## Analysis of Hate Crime data in United States
The data ranges from years 2001 to 2020. 
I particularly chose this dataset for the following reasons:
1. It contains various attributes to work with helping us have varius perspectives in the dataset
2. Good analysis has the potential to provide impactful insights towards hate crime reduction procedures
3. I understand that greater the size of the dataset more accurate is your analysis. Since this dataset has more than 100000 records

In [None]:
import pandas as pd

hcrime_df = pd.read_csv("C:/Users/Nikitha/OneDrive/Documents/School/Assignments/Math_Methods_in_DA/hate_crime_dataset_3.csv")
hcrime_df = hcrime_df[['INCIDENT_ID','DATA_YEAR','PUB_AGENCY_NAME','PUB_AGENCY_UNIT','AGENCY_TYPE_NAME','STATE_NAME','POPULATION_GROUP_DESC','INCIDENT_DATE','TOTAL_OFFENDER_COUNT','ADULT_OFFENDER_COUNT','JUVENILE_OFFENDER_COUNT','OFFENDER_RACE','OFFENDER_ETHNICITY','OFFENSE_NAME','VICTIM_COUNT','LOCATION_NAME','BIAS_DESC']]

In [None]:
hcrime_df.head()

### Data Wrangling
I have performed data wrangling at various places in this notebook.
Performed the following the operations:
1. POPULATION_GROUP_DESC -- get value after thru as a max population group--Retrive by extracting all the numbers in the text and getting a maximum of it
2. INCIDENT_DATE parse it into proper date format inorder to retrieve month using an existing function
3. LOCATION_NAME colunm spliting of multiple location if present and create a collect of location as a replacement. And later explode this collection to multiple it into different rows 

In [None]:
import math

total_incident_count = len(hcrime_df.INCIDENT_ID)
latestyear_df = hcrime_df[hcrime_df.DATA_YEAR == 2020]
total_incident_count_recent = len(latestyear_df)

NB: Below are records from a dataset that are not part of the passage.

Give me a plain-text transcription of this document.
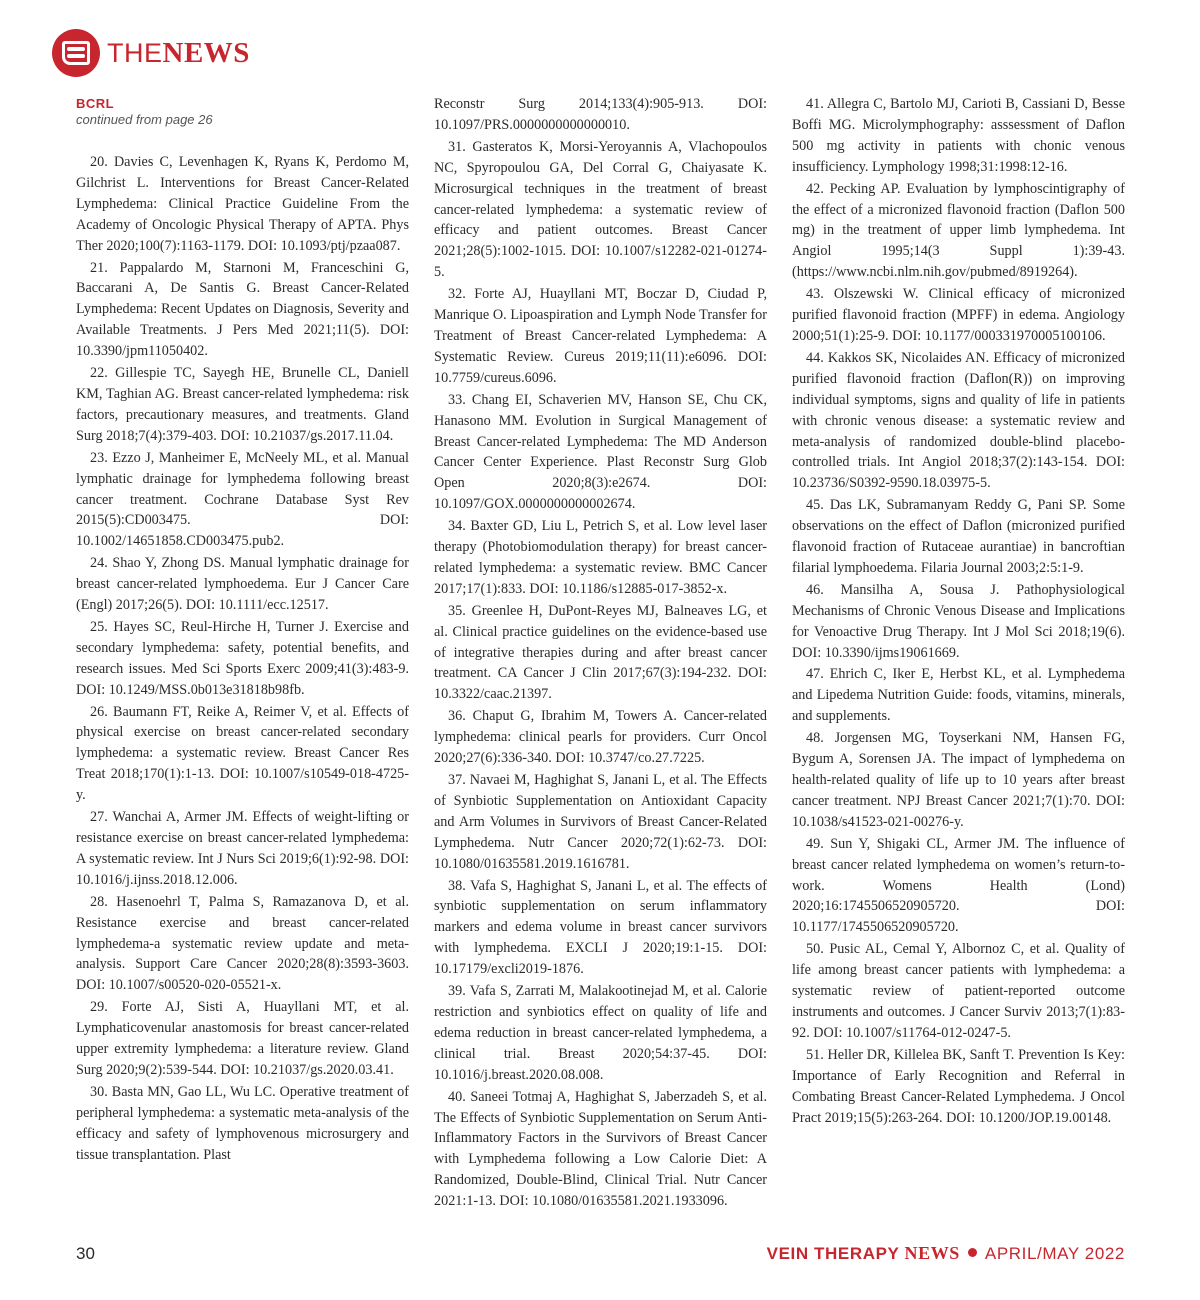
THENEWS
BCRL
continued from page 26

20. Davies C, Levenhagen K, Ryans K, Perdomo M, Gilchrist L. Interventions for Breast Cancer-Related Lymphedema: Clinical Practice Guideline From the Academy of Oncologic Physical Therapy of APTA. Phys Ther 2020;100(7):1163-1179. DOI: 10.1093/ptj/pzaa087.

21. Pappalardo M, Starnoni M, Franceschini G, Baccarani A, De Santis G. Breast Cancer-Related Lymphedema: Recent Updates on Diagnosis, Severity and Available Treatments. J Pers Med 2021;11(5). DOI: 10.3390/jpm11050402.

22. Gillespie TC, Sayegh HE, Brunelle CL, Daniell KM, Taghian AG. Breast cancer-related lymphedema: risk factors, precautionary measures, and treatments. Gland Surg 2018;7(4):379-403. DOI: 10.21037/gs.2017.11.04.

23. Ezzo J, Manheimer E, McNeely ML, et al. Manual lymphatic drainage for lymphedema following breast cancer treatment. Cochrane Database Syst Rev 2015(5):CD003475. DOI: 10.1002/14651858.CD003475.pub2.

24. Shao Y, Zhong DS. Manual lymphatic drainage for breast cancer-related lymphoedema. Eur J Cancer Care (Engl) 2017;26(5). DOI: 10.1111/ecc.12517.

25. Hayes SC, Reul-Hirche H, Turner J. Exercise and secondary lymphedema: safety, potential benefits, and research issues. Med Sci Sports Exerc 2009;41(3):483-9. DOI: 10.1249/MSS.0b013e31818b98fb.

26. Baumann FT, Reike A, Reimer V, et al. Effects of physical exercise on breast cancer-related secondary lymphedema: a systematic review. Breast Cancer Res Treat 2018;170(1):1-13. DOI: 10.1007/s10549-018-4725-y.

27. Wanchai A, Armer JM. Effects of weight-lifting or resistance exercise on breast cancer-related lymphedema: A systematic review. Int J Nurs Sci 2019;6(1):92-98. DOI: 10.1016/j.ijnss.2018.12.006.

28. Hasenoehrl T, Palma S, Ramazanova D, et al. Resistance exercise and breast cancer-related lymphedema-a systematic review update and meta-analysis. Support Care Cancer 2020;28(8):3593-3603. DOI: 10.1007/s00520-020-05521-x.

29. Forte AJ, Sisti A, Huayllani MT, et al. Lymphaticovenular anastomosis for breast cancer-related upper extremity lymphedema: a literature review. Gland Surg 2020;9(2):539-544. DOI: 10.21037/gs.2020.03.41.

30. Basta MN, Gao LL, Wu LC. Operative treatment of peripheral lymphedema: a systematic meta-analysis of the efficacy and safety of lymphovenous microsurgery and tissue transplantation. Plast

Reconstr Surg 2014;133(4):905-913. DOI: 10.1097/PRS.0000000000000010.

31. Gasteratos K, Morsi-Yeroyannis A, Vlachopoulos NC, Spyropoulou GA, Del Corral G, Chaiyasate K. Microsurgical techniques in the treatment of breast cancer-related lymphedema: a systematic review of efficacy and patient outcomes. Breast Cancer 2021;28(5):1002-1015. DOI: 10.1007/s12282-021-01274-5.

32. Forte AJ, Huayllani MT, Boczar D, Ciudad P, Manrique O. Lipoaspiration and Lymph Node Transfer for Treatment of Breast Cancer-related Lymphedema: A Systematic Review. Cureus 2019;11(11):e6096. DOI: 10.7759/cureus.6096.

33. Chang EI, Schaverien MV, Hanson SE, Chu CK, Hanasono MM. Evolution in Surgical Management of Breast Cancer-related Lymphedema: The MD Anderson Cancer Center Experience. Plast Reconstr Surg Glob Open 2020;8(3):e2674. DOI: 10.1097/GOX.0000000000002674.

34. Baxter GD, Liu L, Petrich S, et al. Low level laser therapy (Photobiomodulation therapy) for breast cancer-related lymphedema: a systematic review. BMC Cancer 2017;17(1):833. DOI: 10.1186/s12885-017-3852-x.

35. Greenlee H, DuPont-Reyes MJ, Balneaves LG, et al. Clinical practice guidelines on the evidence-based use of integrative therapies during and after breast cancer treatment. CA Cancer J Clin 2017;67(3):194-232. DOI: 10.3322/caac.21397.

36. Chaput G, Ibrahim M, Towers A. Cancer-related lymphedema: clinical pearls for providers. Curr Oncol 2020;27(6):336-340. DOI: 10.3747/co.27.7225.

37. Navaei M, Haghighat S, Janani L, et al. The Effects of Synbiotic Supplementation on Antioxidant Capacity and Arm Volumes in Survivors of Breast Cancer-Related Lymphedema. Nutr Cancer 2020;72(1):62-73. DOI: 10.1080/01635581.2019.1616781.

38. Vafa S, Haghighat S, Janani L, et al. The effects of synbiotic supplementation on serum inflammatory markers and edema volume in breast cancer survivors with lymphedema. EXCLI J 2020;19:1-15. DOI: 10.17179/excli2019-1876.

39. Vafa S, Zarrati M, Malakootinejad M, et al. Calorie restriction and synbiotics effect on quality of life and edema reduction in breast cancer-related lymphedema, a clinical trial. Breast 2020;54:37-45. DOI: 10.1016/j.breast.2020.08.008.

40. Saneei Totmaj A, Haghighat S, Jaberzadeh S, et al. The Effects of Synbiotic Supplementation on Serum Anti-Inflammatory Factors in the Survivors of Breast Cancer with Lymphedema following a Low Calorie Diet: A Randomized, Double-Blind, Clinical Trial. Nutr Cancer 2021:1-13. DOI: 10.1080/01635581.2021.1933096.

41. Allegra C, Bartolo MJ, Carioti B, Cassiani D, Besse Boffi MG. Microlymphography: asssessment of Daflon 500 mg activity in patients with chonic venous insufficiency. Lymphology 1998;31:1998:12-16.

42. Pecking AP. Evaluation by lymphoscintigraphy of the effect of a micronized flavonoid fraction (Daflon 500 mg) in the treatment of upper limb lymphedema. Int Angiol 1995;14(3 Suppl 1):39-43. (https://www.ncbi.nlm.nih.gov/pubmed/8919264).

43. Olszewski W. Clinical efficacy of micronized purified flavonoid fraction (MPFF) in edema. Angiology 2000;51(1):25-9. DOI: 10.1177/000331970005100106.

44. Kakkos SK, Nicolaides AN. Efficacy of micronized purified flavonoid fraction (Daflon(R)) on improving individual symptoms, signs and quality of life in patients with chronic venous disease: a systematic review and meta-analysis of randomized double-blind placebo-controlled trials. Int Angiol 2018;37(2):143-154. DOI: 10.23736/S0392-9590.18.03975-5.

45. Das LK, Subramanyam Reddy G, Pani SP. Some observations on the effect of Daflon (micronized purified flavonoid fraction of Rutaceae aurantiae) in bancroftian filarial lymphoedema. Filaria Journal 2003;2:5:1-9.

46. Mansilha A, Sousa J. Pathophysiological Mechanisms of Chronic Venous Disease and Implications for Venoactive Drug Therapy. Int J Mol Sci 2018;19(6). DOI: 10.3390/ijms19061669.

47. Ehrich C, Iker E, Herbst KL, et al. Lymphedema and Lipedema Nutrition Guide: foods, vitamins, minerals, and supplements.

48. Jorgensen MG, Toyserkani NM, Hansen FG, Bygum A, Sorensen JA. The impact of lymphedema on health-related quality of life up to 10 years after breast cancer treatment. NPJ Breast Cancer 2021;7(1):70. DOI: 10.1038/s41523-021-00276-y.

49. Sun Y, Shigaki CL, Armer JM. The influence of breast cancer related lymphedema on women’s return-to-work. Womens Health (Lond) 2020;16:1745506520905720. DOI: 10.1177/1745506520905720.

50. Pusic AL, Cemal Y, Albornoz C, et al. Quality of life among breast cancer patients with lymphedema: a systematic review of patient-reported outcome instruments and outcomes. J Cancer Surviv 2013;7(1):83-92. DOI: 10.1007/s11764-012-0247-5.

51. Heller DR, Killelea BK, Sanft T. Prevention Is Key: Importance of Early Recognition and Referral in Combating Breast Cancer-Related Lymphedema. J Oncol Pract 2019;15(5):263-264. DOI: 10.1200/JOP.19.00148.

30	VEIN THERAPY NEWS APRIL/MAY 2022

count_years = len(hcrime_df['DATA_YEAR'].unique())

mean_incident_per_year = total_incident_count/count_years

print(f'Total incidents reported from 2001 to 2020 = {total_incident_count}')
print(f'Total incidents reported in 2020 = {total_incident_count_recent}')
print(f'Mean incidents count for the recent ten years = {mean_incident_per_year:.4f}')

In [None]:
total_offender_count = sum(hcrime_df['TOTAL_OFFENDER_COUNT'])
total_victim_count = sum(hcrime_df['VICTIM_COUNT'])

print(f'Total offenders count from 2001 to 2020 has been = {total_offender_count}')
print(f'Total victims count from 2001 to 2020 has been = {total_victim_count}')

#### Measures of Central Tendency
Calculation of mean, median and mode.
The data I used to calculate the mean, median ,mode using the count of incidents each month over the years of 2001 to 2020

Implemented the Data Wrangling Point 2 below:

In [None]:
#Parse the string date to an actual date datatype
hcrime_df['INCIDENT_DATE'] = pd.to_datetime(hcrime_df['INCIDENT_DATE'], format='%d-%b-%y')
#Creating a new column by extracting month from a INCIDENT_DATE column
hcrime_df['MONTH_OF_INCIDENT_DATE'] = pd.DatetimeIndex(hcrime_df['INCIDENT_DATE']).month
#Grouping by Year and Month to calculate the count of incidents each month
monthly_incident_counts = hcrime_df.groupby(['MONTH_OF_INCIDENT_DATE','DATA_YEAR']).size().to_list()

In [None]:
import statistics as stat
import numpy as np

print(f'stat.mean      = {stat.mean(monthly_incident_counts):.2f}')
print(f'stat.median    = {stat.median(monthly_incident_counts):.2f}')
print(f'stat.mode    = {stat.mode(monthly_incident_counts):.2f}')

#### Measure of Variability
Using the same dataset of incident count per month

In [None]:
#In order to calculate the range
#Sorting the list of incident counts in ascending order
sort_incident_counts = sorted(monthly_incident_counts)

#Minimum value of the range
min_incident_count_per_month = sort_incident_counts[0]
print(f'minimum monthly incident count = {min_incident_count_per_month}')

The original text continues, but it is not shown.